Path: utzoo!attcan!utgpu!jarvis.csri.toronto.edu!rutgers!dptg!att!chinet!henry
From: henry@chinet.chi.il.us (Henry C. Schmitt)
Newsgroups: comp.sys.mac.programmer
Subject: Re: Hashing....
Summary: Don't use example given!!
Message-ID: <9690@chinet.chi.il.us>
Date: 28 Sep 89 05:13:23 GMT
References: <4345@internal.Apple.COM> <1728@neoucom.UUCP>
Reply-To: henry@chinet.chi.il.us (Henry C. Schmitt)
Distribution: na
Organization: Chinet - Public Access Unix
Lines: 58

In article <1728@neoucom.UUCP> sam@neoucom.UUCP (Scott A. Mason) writes:
>In article <4345@internal.Apple.COM> athos@apple.com (Rick Eames) writes:
>>I am a relatively new programmer and I am searching for a good
>>algorithim for finding one pattern in a source string...
>>
>It may not be a hashing function, but it does find a substring in a given
>string.  Kind of a quick and dirty type utility one writes when needed.
>----------cut here-----------
>/* searchfor returns 1 if substring is a substring of string.  It
>returns 0 otherwise. The theory behind searchfor is to search for
>the first character of the substring in the source string, and then
>compare from there.  This helps speed of the process reducing the
>calls to strncmp. */ 
> [algorithm deleted!]
I don't mean to be rude but "Ack! Thpppt!"  Creeping along looking
for the first character is just about the worst way to find a
string!  (It does, however have the advantage of being simple!)

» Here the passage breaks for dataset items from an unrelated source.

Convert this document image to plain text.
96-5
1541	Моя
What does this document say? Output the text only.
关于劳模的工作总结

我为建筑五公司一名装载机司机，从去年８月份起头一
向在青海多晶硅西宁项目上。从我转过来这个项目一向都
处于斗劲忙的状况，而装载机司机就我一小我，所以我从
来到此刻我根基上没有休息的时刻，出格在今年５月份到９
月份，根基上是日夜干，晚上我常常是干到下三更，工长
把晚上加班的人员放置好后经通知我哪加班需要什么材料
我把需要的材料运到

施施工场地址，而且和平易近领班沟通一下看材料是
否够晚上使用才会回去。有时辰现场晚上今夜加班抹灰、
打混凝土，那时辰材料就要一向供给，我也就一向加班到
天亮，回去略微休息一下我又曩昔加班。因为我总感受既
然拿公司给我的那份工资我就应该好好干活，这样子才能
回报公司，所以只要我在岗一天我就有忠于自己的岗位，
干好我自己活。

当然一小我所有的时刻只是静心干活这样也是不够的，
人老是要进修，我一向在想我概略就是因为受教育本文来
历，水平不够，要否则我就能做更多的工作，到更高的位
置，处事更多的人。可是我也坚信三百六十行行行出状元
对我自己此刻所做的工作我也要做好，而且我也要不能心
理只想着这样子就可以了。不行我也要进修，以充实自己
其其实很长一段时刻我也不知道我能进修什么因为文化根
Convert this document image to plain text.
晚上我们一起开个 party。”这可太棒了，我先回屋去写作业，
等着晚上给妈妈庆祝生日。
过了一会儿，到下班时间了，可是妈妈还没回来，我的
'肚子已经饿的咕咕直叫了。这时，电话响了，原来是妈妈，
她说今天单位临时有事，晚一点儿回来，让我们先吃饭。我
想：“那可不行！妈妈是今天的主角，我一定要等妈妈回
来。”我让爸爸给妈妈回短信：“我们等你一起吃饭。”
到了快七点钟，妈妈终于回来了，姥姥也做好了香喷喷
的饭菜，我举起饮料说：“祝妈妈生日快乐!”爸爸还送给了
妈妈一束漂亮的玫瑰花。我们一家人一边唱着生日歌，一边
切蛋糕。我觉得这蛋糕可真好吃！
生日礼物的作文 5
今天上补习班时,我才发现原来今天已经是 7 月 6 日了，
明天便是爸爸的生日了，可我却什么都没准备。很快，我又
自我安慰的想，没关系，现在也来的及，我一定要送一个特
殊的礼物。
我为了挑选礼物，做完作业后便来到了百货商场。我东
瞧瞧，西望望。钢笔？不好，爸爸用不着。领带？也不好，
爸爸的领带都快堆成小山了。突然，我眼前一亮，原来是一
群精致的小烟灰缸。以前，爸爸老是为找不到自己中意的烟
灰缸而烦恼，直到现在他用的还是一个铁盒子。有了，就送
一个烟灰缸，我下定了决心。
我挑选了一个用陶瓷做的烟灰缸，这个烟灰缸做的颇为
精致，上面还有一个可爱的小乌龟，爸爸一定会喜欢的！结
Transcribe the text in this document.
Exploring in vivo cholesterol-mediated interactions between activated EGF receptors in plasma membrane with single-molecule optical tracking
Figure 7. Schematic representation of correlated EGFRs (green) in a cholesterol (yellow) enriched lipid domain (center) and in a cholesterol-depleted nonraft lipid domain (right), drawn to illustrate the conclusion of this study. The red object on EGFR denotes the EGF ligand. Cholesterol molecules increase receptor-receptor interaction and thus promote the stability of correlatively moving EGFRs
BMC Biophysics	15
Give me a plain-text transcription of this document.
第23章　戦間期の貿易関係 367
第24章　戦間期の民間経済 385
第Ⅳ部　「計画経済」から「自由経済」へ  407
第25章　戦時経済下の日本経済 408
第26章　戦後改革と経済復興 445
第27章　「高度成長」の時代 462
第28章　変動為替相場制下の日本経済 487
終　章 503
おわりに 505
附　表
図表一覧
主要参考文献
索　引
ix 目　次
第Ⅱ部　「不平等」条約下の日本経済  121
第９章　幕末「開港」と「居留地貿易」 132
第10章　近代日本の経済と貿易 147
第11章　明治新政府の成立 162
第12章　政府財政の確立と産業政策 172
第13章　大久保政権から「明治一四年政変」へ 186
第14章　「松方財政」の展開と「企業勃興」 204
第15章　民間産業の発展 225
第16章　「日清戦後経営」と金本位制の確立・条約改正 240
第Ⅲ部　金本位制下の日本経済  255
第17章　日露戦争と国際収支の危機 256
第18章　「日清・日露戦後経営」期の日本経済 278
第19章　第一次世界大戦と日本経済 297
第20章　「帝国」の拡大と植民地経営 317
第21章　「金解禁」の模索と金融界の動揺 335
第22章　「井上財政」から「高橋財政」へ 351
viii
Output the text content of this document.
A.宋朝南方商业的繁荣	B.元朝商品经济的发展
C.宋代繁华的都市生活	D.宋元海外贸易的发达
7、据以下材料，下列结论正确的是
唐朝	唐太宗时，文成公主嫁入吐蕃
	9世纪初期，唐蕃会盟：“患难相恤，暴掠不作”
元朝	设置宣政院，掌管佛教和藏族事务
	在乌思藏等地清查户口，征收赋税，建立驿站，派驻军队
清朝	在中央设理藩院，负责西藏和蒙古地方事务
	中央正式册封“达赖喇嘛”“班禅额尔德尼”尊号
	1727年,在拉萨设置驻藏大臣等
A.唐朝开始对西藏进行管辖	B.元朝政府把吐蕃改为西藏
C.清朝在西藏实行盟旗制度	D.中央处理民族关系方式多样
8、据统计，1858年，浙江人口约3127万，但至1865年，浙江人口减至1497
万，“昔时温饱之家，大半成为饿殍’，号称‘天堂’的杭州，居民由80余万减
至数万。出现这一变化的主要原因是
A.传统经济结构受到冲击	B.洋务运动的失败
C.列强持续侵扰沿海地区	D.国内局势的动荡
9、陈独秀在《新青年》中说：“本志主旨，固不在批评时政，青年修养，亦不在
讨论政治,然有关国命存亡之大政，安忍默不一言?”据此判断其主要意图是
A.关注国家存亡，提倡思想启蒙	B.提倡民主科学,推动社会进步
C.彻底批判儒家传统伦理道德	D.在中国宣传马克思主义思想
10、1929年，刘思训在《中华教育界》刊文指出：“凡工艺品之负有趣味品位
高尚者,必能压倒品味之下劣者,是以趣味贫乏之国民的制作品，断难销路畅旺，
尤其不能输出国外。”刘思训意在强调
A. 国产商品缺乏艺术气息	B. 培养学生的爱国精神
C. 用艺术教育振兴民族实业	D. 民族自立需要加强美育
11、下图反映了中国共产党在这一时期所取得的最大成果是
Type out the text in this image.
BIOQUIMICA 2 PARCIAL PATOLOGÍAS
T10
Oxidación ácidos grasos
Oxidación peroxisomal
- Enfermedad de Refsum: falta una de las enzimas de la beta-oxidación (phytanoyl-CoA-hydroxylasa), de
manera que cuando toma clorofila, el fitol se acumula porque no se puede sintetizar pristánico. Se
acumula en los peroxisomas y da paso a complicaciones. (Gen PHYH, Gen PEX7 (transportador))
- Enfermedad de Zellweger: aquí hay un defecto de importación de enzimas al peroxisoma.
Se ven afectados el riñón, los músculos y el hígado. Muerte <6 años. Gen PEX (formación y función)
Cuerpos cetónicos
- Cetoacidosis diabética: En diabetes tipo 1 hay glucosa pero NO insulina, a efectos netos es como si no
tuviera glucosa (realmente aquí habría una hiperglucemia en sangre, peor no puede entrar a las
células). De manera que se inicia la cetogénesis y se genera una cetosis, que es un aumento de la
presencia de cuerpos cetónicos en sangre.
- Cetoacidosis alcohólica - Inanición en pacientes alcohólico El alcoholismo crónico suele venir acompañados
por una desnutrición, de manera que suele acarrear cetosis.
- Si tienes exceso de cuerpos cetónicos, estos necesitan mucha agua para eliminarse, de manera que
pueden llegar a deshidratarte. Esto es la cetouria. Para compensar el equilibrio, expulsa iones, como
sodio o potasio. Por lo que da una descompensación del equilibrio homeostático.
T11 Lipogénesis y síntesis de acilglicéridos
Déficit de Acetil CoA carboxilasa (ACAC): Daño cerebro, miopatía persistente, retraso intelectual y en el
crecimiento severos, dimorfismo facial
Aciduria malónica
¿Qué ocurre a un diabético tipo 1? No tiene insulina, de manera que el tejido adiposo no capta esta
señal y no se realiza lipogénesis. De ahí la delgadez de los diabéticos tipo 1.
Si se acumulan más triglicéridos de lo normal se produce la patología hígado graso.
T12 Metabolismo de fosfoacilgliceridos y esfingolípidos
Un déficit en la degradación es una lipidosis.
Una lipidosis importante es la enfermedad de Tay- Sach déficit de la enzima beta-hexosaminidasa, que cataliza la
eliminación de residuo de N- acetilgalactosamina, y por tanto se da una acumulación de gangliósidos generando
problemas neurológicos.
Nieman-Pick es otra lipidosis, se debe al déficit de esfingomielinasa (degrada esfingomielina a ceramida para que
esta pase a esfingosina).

Since I am currently in a graduate course in algorithms and we are
currently doing (you guessed it) string searching, I recommend the
Boyer-Moore algorithm.  It has the interesting property of working
faster the longer the substring is!

Here it is (directly from my notes and untested) in pseudo-code:
BEGIN B-M
	Tstart := 1
	For i := 1 to max-char
		Skip[i] = len(sub)
	For i := 1 to len(sub)
		Skip[sub[i]] := i
	OUT-LOOP: DO
		s := len(sub)
		t := Tstart + len(sub) - 1
		IN-LOOP: While sub[s] = str[t] and s > 0
			s := s - 1
			t := t - 1
		END IN-LOOP
		IF s = 0 then return Tstart
		slide := Skip[str[t]] - len(sub) + s
		If slide < 0 then slide := 1
		Tstart := Tstart + slide
	While Tstart < len(str) - len(sub)
	END OUT-LOOP
	Return 0 /* Not found */
END B-M

I highly recommend the book _Algorithms_ by Robert Sedgewick for all
the gory details of Boyer-Moore.  In fact this book has over 40
chapters of exellent algorithms for doing just about anything.  Any
good Comp. Sci. bookstore will have it (I've seen it in B.Dalton's
Software Etc.)

Hope this helps!

-- 
  H3nry C. Schmitt     | CompuServe: 72275,1456  (Rarely)
                       | GEnie: H.Schmitt  (Occasionally)
 Royal Inn of Yoruba   | UUCP: Henry@chinet.chi.il.us  (Best Bet)